The investment strategists write in their outlook: "There is no doubt that the rise in the bitcoin price has pushed him into the bubble area." The meteoric price rise in a short time even put the price increases during the dot-com bubble in the shade. According to the outlook, this also applies to other cryptocurrencies.
The Goldman Sachs strategists come to this conclusion by comparing Bitcoin and Ether prices with the S & P 500, Nasdaq and Topix stock price indices around their highs - and with price developments during the 17th century Dutch tulip mania. The result: The price movement of the Bitcoin makes both stock and tulip bubbles appear dwarfish, in the case of the ether, this picture is even more pronounced.
The Investment Strategy Group team led by Chief Investment Officer Sharmin Mossavar-Rahmani and Head of Tactical Asset Allocation Brett Nelson continues:
"Although we do not know whether Bitcoin or any other cryptocurrency is doubling or tripling from current prices, we do not believe that these cryptocurrencies, in their current form, will retain their value in the long term."
It also claims that the concept of a digital currency based on blockchain technology is quite viable given the benefits it can bring, such as facilitated execution worldwide, lower transaction costs, less corruption through the traceability of all transactions and the security of property.

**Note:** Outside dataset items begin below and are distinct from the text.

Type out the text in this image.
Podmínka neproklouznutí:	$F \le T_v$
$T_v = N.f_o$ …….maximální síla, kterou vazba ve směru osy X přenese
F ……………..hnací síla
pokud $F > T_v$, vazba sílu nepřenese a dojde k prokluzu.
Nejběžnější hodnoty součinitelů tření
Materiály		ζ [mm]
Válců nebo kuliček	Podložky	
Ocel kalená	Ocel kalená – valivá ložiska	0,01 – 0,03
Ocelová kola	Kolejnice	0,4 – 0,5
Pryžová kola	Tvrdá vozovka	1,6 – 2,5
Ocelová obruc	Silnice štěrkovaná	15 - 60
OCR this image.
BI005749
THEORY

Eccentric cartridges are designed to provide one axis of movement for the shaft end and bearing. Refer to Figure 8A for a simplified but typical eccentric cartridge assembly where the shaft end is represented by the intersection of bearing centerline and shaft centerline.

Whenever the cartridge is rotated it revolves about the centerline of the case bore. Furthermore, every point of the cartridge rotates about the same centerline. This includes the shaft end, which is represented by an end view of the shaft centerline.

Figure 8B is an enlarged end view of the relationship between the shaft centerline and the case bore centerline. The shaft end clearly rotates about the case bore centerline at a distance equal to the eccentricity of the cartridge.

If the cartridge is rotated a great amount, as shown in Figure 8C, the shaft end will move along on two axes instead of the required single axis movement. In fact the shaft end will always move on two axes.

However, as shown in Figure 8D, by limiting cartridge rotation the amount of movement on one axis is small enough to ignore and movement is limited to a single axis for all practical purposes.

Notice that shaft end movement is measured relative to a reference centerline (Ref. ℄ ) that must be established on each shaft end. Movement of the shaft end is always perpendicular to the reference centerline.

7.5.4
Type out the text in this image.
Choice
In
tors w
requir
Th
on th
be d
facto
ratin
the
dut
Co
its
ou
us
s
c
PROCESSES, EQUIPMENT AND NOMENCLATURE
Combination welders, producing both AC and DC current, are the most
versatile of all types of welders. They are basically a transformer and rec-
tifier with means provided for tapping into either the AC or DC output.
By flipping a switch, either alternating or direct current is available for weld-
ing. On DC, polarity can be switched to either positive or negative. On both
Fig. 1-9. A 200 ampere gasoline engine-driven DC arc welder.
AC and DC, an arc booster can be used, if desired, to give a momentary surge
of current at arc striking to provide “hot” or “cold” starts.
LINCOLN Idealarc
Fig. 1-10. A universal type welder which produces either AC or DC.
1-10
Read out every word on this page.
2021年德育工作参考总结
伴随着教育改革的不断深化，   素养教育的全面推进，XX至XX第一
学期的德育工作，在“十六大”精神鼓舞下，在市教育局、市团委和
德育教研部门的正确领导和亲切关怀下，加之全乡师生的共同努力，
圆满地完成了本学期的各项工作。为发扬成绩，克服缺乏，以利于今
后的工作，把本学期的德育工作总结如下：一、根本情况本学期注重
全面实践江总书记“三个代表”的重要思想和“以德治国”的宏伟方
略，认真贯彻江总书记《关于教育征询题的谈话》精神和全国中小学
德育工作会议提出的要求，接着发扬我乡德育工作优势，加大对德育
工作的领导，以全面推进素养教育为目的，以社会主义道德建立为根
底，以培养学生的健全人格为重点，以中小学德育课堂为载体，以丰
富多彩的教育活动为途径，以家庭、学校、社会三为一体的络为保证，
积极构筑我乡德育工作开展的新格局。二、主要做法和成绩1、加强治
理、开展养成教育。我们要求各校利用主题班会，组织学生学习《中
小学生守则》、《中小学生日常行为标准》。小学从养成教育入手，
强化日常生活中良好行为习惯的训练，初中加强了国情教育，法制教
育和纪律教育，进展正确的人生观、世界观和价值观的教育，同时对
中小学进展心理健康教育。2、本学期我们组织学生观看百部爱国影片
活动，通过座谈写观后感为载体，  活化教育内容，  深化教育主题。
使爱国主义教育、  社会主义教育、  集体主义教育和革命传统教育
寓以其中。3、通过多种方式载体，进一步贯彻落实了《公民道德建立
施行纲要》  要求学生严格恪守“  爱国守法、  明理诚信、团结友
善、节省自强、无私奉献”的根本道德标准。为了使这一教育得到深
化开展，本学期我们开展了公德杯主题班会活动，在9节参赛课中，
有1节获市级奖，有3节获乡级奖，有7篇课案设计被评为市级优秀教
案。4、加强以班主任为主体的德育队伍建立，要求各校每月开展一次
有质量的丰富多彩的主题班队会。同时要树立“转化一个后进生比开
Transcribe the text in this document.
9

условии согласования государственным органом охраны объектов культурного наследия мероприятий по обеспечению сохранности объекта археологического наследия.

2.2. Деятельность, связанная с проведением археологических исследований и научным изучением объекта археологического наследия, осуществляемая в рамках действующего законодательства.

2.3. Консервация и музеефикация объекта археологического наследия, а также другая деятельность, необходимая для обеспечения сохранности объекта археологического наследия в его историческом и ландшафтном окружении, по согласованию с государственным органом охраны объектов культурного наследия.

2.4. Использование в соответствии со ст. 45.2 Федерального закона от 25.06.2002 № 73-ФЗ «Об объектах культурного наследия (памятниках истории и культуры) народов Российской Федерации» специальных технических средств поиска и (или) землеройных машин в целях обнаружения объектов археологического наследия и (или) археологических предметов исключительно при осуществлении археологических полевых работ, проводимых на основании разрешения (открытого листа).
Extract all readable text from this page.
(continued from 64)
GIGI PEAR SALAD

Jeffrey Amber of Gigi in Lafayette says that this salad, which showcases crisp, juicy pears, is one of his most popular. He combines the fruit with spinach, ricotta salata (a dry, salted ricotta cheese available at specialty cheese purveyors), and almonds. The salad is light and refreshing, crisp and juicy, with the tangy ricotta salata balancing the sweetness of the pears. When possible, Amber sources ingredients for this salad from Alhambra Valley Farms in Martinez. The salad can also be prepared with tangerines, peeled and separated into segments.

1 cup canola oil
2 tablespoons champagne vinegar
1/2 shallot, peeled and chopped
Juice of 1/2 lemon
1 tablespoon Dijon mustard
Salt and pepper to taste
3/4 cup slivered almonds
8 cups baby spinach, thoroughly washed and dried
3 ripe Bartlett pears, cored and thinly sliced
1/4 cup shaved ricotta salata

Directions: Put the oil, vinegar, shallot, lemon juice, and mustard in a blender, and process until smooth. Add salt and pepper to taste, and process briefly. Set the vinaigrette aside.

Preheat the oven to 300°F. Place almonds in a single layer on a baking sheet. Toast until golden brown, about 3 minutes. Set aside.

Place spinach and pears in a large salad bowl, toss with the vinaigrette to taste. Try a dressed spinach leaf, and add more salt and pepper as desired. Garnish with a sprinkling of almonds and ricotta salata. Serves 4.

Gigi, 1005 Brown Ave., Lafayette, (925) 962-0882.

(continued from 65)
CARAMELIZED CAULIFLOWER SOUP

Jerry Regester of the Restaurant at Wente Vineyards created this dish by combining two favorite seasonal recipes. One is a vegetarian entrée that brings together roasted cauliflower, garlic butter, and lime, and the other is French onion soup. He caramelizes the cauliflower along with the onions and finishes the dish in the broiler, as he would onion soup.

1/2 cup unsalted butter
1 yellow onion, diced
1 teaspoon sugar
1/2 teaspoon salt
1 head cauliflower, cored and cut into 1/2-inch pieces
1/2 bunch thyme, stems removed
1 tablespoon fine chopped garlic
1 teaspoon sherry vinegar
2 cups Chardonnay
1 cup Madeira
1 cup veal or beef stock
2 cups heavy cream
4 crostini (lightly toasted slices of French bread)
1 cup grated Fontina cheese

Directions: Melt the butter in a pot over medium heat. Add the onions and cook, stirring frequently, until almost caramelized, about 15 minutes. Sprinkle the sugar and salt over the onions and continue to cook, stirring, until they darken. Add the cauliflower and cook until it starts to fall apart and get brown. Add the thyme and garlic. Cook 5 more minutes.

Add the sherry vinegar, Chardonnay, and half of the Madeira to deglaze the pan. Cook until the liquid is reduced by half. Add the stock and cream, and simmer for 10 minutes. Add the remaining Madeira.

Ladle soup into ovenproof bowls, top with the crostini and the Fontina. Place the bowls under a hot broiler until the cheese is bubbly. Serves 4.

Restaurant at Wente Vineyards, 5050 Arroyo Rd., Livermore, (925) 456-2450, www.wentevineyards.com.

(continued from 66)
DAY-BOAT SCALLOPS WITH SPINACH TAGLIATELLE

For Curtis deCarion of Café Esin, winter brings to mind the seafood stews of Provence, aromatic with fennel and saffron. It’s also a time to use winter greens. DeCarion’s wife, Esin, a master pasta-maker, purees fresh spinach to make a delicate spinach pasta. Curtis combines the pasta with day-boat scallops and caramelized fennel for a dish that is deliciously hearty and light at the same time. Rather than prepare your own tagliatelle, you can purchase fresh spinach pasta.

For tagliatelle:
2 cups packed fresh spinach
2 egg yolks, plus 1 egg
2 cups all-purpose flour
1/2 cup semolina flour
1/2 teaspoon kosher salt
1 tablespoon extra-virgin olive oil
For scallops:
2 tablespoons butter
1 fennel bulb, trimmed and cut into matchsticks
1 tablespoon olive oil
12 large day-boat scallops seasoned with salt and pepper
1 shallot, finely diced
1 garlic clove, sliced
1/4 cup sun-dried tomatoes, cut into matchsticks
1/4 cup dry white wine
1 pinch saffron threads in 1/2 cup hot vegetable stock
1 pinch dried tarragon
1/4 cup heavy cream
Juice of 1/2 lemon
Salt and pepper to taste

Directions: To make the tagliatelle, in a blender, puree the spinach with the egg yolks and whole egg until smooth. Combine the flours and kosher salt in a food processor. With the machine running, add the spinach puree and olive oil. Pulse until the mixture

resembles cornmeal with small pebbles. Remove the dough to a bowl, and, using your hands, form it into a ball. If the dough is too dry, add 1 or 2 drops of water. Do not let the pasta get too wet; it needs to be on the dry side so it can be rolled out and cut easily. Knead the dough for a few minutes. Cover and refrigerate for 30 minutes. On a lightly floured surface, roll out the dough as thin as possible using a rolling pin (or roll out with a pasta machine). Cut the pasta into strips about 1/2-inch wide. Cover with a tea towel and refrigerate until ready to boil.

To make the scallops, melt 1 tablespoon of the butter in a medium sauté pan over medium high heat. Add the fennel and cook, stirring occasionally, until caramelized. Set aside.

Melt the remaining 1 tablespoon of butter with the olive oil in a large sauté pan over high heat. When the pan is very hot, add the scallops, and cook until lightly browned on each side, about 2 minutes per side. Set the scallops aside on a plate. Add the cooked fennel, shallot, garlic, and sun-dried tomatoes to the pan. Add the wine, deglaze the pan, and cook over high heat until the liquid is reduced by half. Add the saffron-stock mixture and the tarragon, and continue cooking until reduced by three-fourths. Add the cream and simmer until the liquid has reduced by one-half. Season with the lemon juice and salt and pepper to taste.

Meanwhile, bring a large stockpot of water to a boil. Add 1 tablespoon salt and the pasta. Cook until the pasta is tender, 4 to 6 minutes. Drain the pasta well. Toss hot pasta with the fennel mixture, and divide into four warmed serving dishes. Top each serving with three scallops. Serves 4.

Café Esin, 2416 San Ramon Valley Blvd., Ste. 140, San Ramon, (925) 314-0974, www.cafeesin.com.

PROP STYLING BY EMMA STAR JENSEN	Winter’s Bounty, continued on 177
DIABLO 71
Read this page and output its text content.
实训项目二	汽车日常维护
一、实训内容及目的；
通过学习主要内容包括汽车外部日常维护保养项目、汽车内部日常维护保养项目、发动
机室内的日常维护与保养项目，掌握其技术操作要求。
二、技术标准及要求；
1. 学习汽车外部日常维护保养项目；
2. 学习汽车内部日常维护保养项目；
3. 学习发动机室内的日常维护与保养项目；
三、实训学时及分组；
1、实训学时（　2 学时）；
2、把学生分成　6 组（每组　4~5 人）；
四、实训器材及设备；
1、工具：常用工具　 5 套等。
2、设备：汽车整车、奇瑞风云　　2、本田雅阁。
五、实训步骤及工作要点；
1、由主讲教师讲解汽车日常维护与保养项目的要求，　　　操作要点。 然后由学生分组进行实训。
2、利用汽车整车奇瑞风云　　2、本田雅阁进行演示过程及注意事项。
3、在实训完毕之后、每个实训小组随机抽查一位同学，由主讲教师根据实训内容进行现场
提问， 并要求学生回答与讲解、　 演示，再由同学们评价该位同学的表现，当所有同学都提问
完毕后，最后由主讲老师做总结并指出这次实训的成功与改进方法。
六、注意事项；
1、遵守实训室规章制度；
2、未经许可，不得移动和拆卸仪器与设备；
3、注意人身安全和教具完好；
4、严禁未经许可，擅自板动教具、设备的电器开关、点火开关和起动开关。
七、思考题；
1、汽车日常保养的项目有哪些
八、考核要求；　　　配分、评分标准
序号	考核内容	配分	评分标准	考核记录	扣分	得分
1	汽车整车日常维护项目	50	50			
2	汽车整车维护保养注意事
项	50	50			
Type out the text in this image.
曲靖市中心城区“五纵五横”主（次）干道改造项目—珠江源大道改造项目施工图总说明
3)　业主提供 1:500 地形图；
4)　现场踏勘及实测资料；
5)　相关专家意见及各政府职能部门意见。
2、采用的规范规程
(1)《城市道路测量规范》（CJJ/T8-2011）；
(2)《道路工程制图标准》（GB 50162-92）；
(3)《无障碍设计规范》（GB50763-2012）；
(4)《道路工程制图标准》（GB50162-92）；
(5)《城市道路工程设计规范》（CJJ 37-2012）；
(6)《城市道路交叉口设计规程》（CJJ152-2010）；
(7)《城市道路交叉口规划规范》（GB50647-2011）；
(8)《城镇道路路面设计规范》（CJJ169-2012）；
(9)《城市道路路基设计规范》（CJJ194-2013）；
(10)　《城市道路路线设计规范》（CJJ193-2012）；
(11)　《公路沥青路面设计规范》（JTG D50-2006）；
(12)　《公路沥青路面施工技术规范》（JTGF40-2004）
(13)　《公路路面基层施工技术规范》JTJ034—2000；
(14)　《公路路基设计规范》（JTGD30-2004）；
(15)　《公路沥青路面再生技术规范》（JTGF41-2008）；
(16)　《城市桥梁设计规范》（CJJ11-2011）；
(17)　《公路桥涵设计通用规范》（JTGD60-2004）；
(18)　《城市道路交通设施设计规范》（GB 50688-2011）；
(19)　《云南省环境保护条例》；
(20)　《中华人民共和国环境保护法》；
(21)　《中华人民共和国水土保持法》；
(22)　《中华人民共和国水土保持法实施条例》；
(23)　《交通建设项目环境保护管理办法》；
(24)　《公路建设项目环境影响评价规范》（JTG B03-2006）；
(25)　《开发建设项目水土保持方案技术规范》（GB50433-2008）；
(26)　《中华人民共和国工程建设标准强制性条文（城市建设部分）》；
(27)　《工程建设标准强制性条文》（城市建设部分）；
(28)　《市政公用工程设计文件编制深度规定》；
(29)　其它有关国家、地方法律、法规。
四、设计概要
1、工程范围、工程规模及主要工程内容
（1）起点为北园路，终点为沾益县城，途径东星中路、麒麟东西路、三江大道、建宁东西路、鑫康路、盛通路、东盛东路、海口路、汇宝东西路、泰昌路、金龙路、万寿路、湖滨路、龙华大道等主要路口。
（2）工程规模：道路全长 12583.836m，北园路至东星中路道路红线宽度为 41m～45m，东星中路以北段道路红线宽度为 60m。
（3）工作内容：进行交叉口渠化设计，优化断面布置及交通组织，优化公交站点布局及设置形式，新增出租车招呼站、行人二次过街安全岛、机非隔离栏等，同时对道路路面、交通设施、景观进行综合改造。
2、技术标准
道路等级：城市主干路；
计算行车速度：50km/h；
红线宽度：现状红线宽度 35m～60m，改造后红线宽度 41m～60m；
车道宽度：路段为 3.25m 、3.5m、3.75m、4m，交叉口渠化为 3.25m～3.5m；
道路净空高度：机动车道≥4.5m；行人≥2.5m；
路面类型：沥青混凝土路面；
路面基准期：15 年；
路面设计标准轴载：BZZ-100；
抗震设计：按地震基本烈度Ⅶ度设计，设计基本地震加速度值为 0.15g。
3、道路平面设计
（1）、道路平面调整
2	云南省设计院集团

However, the authors write: "The Bitcoin does not offer any of these key advantages." On the contrary, the explanations would not be facilitated, the billing often takes up to ten days, and by the end of 2017, the price difference for a Bitcoin between 17 US trading events in the Peak up to 31 percent amount. Transaction costs have skyrocketed, and frequent hacker attacks have wipped out Bitcoin's holdings of individual wallets and entire stock exchanges.
The Goldman Sachs strategists do not believe that a bitcoin collapse would have serious contagion effects on the global economy or the financial markets. They point out that at the peak of the dotcom bubble in March 2000, the combined market capitalization of the Nasdaq index and IT stocks in the S & P 500 index was 101% of US Gross Domestic Product (GDP) - and 31% of global GDP. By contrast, the market capitalization of cryptocurrency is only 3.2% of US GDP and 0.8% of GDP worldwide. With cryptocurrency trading and ownership concentrated more in Asia than in the US, global GDP is the more appropriate benchmark.
Goldman Sachs' Private Wealth Management Investment Strategy Group's skeptical views do not need to necessarily reflect the views of the entire bank, as noted in the outlook quoted here. It was only in December 2017, media reports have aroused attention, after Goldman Sachs as the first major Wall Street Institute wants to build a trading area for cryptocurrency in New York, which could go to the end of June 2018 according to the financial news agency Bloomberg at the start. Goldman Sachs had neither confirmed nor denied these reports.